Kristin E. Schleiter, JD, LLM

Regulation of imported drugs and active pharmaceutical ingredients is a difficult task in the current global climate. The pharmaceutical industry is dispersed and decentralized, with source materials and production sites sometimes oceans apart [1]. According to the U.S. Food and Drug Administration (FDA) Commissioner Dr. Andrew von Eschenbach, “globalization, increased product complexity, and other market developments are placing a tremendous strain on [the FDA’s] import system” [1]. To keep up with this dispersed industry, the FDA is scaling up its regulation of foreign-manufactured drugs and inspection of foreign-manufacturing facilities to match its strict regulation of domestic production and facilities. Courts have consistently enforced the Food, Drug and Cosmetic Act (FD&C Act) when individuals and companies have attempted to circumvent its strict prohibition on importation of drugs manufactured for foreign markets.

Learning Objective Understand why U.S. regulations prohibit the importation of drugs from foreign countries by individuals and groups other than the manufacturer of the drugs.

FDA Regulations

According to its mission statement, the FDA is responsible for “protecting public health by assuring the safety, efficacy, and security of human and veterinary drugs, biological products, medical devices, the U.S. food and drug supply, cosmetics and products that emit radiation, whether they are manufactured in foreign or domestic establishments” [2, 3].

Overall, the FDA regulates more than $2 trillion worth of consumer goods, which is no small task [2]. The FDA is keenly aware that it cannot provide adequate assurance that drug products delivered to U.S. consumers from foreign countries are the same as those the FDA has approved through its rigorous safety and efficacy review process [4, 5]. Many drugs obtained from foreign sources that are represented as FDA-approved prescription drugs are of unknown origin and quality, and thus present a significant health risk to the American public [4, 5]. An FDA study of imported mail-order drugs illustrates certain risks posed by the illegal importation of prescription drugs, including counterfeit drugs, so-called “foreign versions” of FDA-approved drugs, improperly labeled drugs, drugs that failed to meet special storage conditions, and drugs that require physician monitoring [4, 6]. For these reasons, under the FD&C Act, it is illegal to import prescription drugs, regardless of the cost savings through importation [4].

Any entity that imports drugs into the United States must ensure that the drugs meet certain quality and labeling requirements imposed by the FD&C Act, which is the FDA’s means for maintaining a “closed” distribution system for imported drug products [2, 6]. All new drugs must be FDA-approved as safe and effective for their intended use [2, 6]. FDA approval is specific to the manufacturer, product, and manufacturing site, and includes many requirements relating to the product, such as formulation, source, and specifications of active ingredients, manufacturing controls, packaging location, labeling, and appearance [2, 4, 6]. Drug manufacturers must also meet the FDA’s requirements for good manufacturing practice [2, 6]. It is the FDA’s opinion that, due to these strict requirements, virtually all importation of drugs into the United States by or for individual consumers violates the FD&C Act.

There are exceptions to the FD&C Act’s strict importation rules, however.

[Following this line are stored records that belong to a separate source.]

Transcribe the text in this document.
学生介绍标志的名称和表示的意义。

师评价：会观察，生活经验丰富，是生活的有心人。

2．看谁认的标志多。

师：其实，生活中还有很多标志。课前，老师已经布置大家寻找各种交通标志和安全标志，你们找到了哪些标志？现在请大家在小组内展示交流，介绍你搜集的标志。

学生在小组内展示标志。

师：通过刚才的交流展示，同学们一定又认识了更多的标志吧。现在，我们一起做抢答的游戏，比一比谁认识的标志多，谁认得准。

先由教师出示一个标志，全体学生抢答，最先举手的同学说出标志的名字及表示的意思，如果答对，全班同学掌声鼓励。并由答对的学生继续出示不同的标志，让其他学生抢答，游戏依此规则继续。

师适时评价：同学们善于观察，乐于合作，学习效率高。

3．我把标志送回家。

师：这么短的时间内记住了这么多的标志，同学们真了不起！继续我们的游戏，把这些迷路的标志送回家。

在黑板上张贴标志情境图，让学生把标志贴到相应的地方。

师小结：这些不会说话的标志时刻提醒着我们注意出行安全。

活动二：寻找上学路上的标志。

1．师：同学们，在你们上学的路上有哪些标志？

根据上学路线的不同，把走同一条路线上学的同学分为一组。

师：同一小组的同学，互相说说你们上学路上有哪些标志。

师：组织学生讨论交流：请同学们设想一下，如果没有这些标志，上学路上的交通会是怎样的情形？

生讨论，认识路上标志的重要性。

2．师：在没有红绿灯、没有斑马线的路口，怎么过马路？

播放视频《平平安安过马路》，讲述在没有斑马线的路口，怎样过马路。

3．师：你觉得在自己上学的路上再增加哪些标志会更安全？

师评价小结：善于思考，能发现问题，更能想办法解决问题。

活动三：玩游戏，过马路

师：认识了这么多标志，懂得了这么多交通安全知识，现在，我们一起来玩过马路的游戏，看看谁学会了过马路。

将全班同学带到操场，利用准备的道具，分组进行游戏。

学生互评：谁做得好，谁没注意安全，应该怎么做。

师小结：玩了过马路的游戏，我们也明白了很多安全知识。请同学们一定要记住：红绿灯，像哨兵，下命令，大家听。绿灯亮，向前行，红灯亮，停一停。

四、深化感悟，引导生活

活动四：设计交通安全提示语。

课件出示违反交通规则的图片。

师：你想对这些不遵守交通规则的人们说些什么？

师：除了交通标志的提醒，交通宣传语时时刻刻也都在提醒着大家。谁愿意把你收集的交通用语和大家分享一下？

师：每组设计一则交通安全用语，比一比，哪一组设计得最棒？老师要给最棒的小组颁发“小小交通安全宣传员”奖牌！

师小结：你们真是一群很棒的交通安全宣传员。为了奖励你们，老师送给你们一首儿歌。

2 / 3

First, U.S. manufacturers are allowed to import prescription drugs back into the United States that the company (but not others) originally manufactured in the United States and exported [4, 5, 7]. Second, the FDA’s “personal importation” policy allows consumers and their physicians to import small quantities of prescription drugs sold abroad for treatment of a serious condition for which effective treatment is not available domestically [5]. The policy applies to drugs that do not present an unreasonable risk of harm and for which there is no known commercialization and promotion to persons residing in the United States [5]. Examples of situations that meet these qualifications are difficult to find.

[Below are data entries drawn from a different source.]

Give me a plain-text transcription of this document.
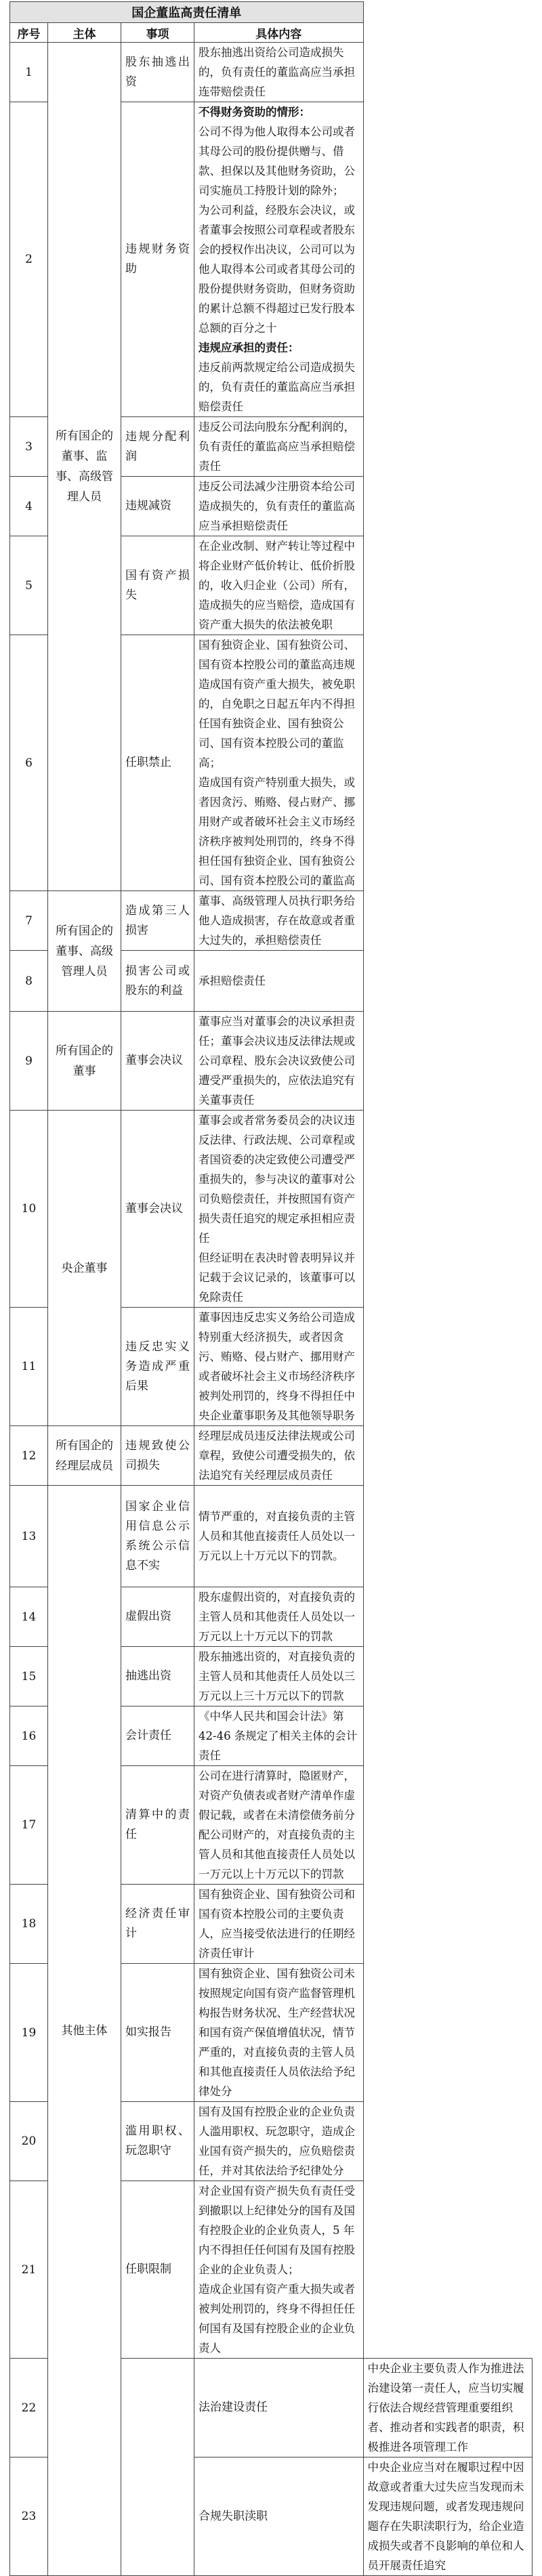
国企董监高责任清单				
序号	主体	事项	具体内容	
1	所有国企的董事、监事、高级管理人员	股东抽逃出资	股东抽逃出资给公司造成损失的，负有责任的董监高应当承担连带赔偿责任	

2		违规财务资助	不得财务资助的情形：
公司不得为他人取得本公司或者其母公司的股份提供赠与、借款、担保以及其他财务资助，公司实施员工持股计划的除外；
为公司利益，经股东会决议，或者董事会按照公司章程或者股东会的授权作出决议，公司可以为他人取得本公司或者其母公司的股份提供财务资助，但财务资助的累计总额不得超过已发行股本总额的百分之十
违规应承担的责任：
违反前两款规定给公司造成损失的，负有责任的董监高应当承担赔偿责任	

3		违规分配利润	违反公司法向股东分配利润的，负有责任的董监高应当承担赔偿责任	

4		违规减资	违反公司法减少注册资本给公司造成损失的，负有责任的董监高应当承担赔偿责任	

5		国有资产损失	在企业改制、财产转让等过程中将企业财产低价转让、低价折股的，收入归企业（公司）所有，造成损失的应当赔偿，造成国有资产重大损失的依法被免职	

6		任职禁止	国有独资企业、国有独资公司、国有资本控股公司的董监高违规造成国有资产重大损失，被免职的，自免职之日起五年内不得担任国有独资企业、国有独资公司、国有资本控股公司的董监高；
造成国有资产特别重大损失，或者因贪污、贿赂、侵占财产、挪用财产或者破坏社会主义市场经济秩序被判处刑罚的，终身不得担任国有独资企业、国有独资公司、国有资本控股公司的董监高	

7	所有国企的董事、高级管理人员	造成第三人损害	董事、高级管理人员执行职务给他人造成损害，存在故意或者重大过失的，承担赔偿责任	

8		损害公司或股东的利益	承担赔偿责任	

9	所有国企的董事	董事会决议	董事应当对董事会的决议承担责任；董事会决议违反法律法规或公司章程、股东会决议致使公司遭受严重损失的，应依法追究有关董事责任	

10	央企董事	董事会决议	董事会或者常务委员会的决议违反法律、行政法规、公司章程或者国资委的决定致使公司遭受严重损失的，参与决议的董事对公司负赔偿责任，并按照国有资产损失责任追究的规定承担相应责任
但经证明在表决时曾表明异议并记载于会议记录的，该董事可以免除责任	

11		违反忠实义务造成严重后果	董事因违反忠实义务给公司造成特别重大经济损失，或者因贪污、贿赂、侵占财产、挪用财产或者破坏社会主义市场经济秩序被判处刑罚的，终身不得担任中央企业董事职务及其他领导职务	

12	所有国企的经理层成员	违规致使公司损失	经理层成员违反法律法规或公司章程，致使公司遭受损失的，依法追究有关经理层成员责任	

13	其他主体	国家企业信用信息公示系统公示信息不实	情节严重的，对直接负责的主管人员和其他直接责任人员处以一万元以上十万元以下的罚款。	

14		虚假出资	股东虚假出资的，对直接负责的主管人员和其他责任人员处以一万元以上十万元以下的罚款	

15		抽逃出资	股东抽逃出资的，对直接负责的主管人员和其他责任人员处以三万元以上三十万元以下的罚款	

16		会计责任	《中华人民共和国会计法》第 42-46 条规定了相关主体的会计责任	

17		清算中的责任	公司在进行清算时，隐匿财产，对资产负债表或者财产清单作虚假记载，或者在未清偿债务前分配公司财产的，对直接负责的主管人员和其他直接责任人员处以一万元以上十万元以下的罚款	

18		经济责任审计	国有独资企业、国有独资公司和国有资本控股公司的主要负责人，应当接受依法进行的任期经济责任审计	

19		如实报告	国有独资企业、国有独资公司未按照规定向国有资产监督管理机构报告财务状况、生产经营状况和国有资产保值增值状况，情节严重的，对直接负责的主管人员和其他直接责任人员依法给予纪律处分	

20		滥用职权、玩忽职守	国有及国有控股企业的企业负责人滥用职权、玩忽职守，造成企业国有资产损失的，应负赔偿责任，并对其依法给予纪律处分	

21		任职限制	对企业国有资产损失负有责任受到撤职以上纪律处分的国有及国有控股企业的企业负责人，5 年内不得担任任何国有及国有控股企业的企业负责人；
造成企业国有资产重大损失或者被判处刑罚的，终身不得担任任何国有及国有控股企业的企业负责人	

22			法治建设责任	中央企业主要负责人作为推进法治建设第一责任人，应当切实履行依法合规经营管理重要组织者、推动者和实践者的职责，积极推进各项管理工作

23			合规失职渎职	中央企业应当对在履职过程中因故意或者重大过失应当发现而未发现违规问题，或者发现违规问题存在失职渎职行为，给企业造成损失或者不良影响的单位和人员开展责任追究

FDA inspection of foreign and domestic manufacturing facilities. The FDA inspects foreign or domestic manufacturing facilities to ensure they meet the same manufacturing standards for quality, purity, potency, safety, and efficacy required of domestic establishments [3]. Unfortunately, the FDA’s foreign enforcement program is relatively weak. According to a report by the U.S. Government Accountability Office, an average of 241 foreign drug-manufacturing inspections are performed each year—approximately 7 percent of foreign manufacturing facilities subject to inspection [3, 6]. It would take an estimated 13 years to inspect all 3,249 foreign establishments [3]. Two-thirds of foreign drug manufacturers subject to inspection have never been visited by FDA inspectors [8].

Foreign inspections pose unique challenges to the FDA. Since the FDA relies on volunteer staff to conduct foreign inspections, it has had difficulty recruiting investigators for travel (even with a $100-a-week bonus). The FDA must announce in advance its intentions to inspect a foreign facility [3], a step that is not part of domestic inspection procedure. Besides not being able to drop in unannounced, the need to stick to an itinerary that often entails many inspections in a given country translates to less flexibility when problems are encountered in a foreign facility [3]. Finally, language barriers can make foreign inspections difficult [3]. Inspectors may have to rely on an English-speaking representative of the foreign manufacturer rather than on a translator [3]. In some cases, the FDA does not have the authority to demand that foreign establishments allow the agency to inspect their facilities, though it always has the authority to inspect products imported from that facility or prevent their entry at the U.S. border [3].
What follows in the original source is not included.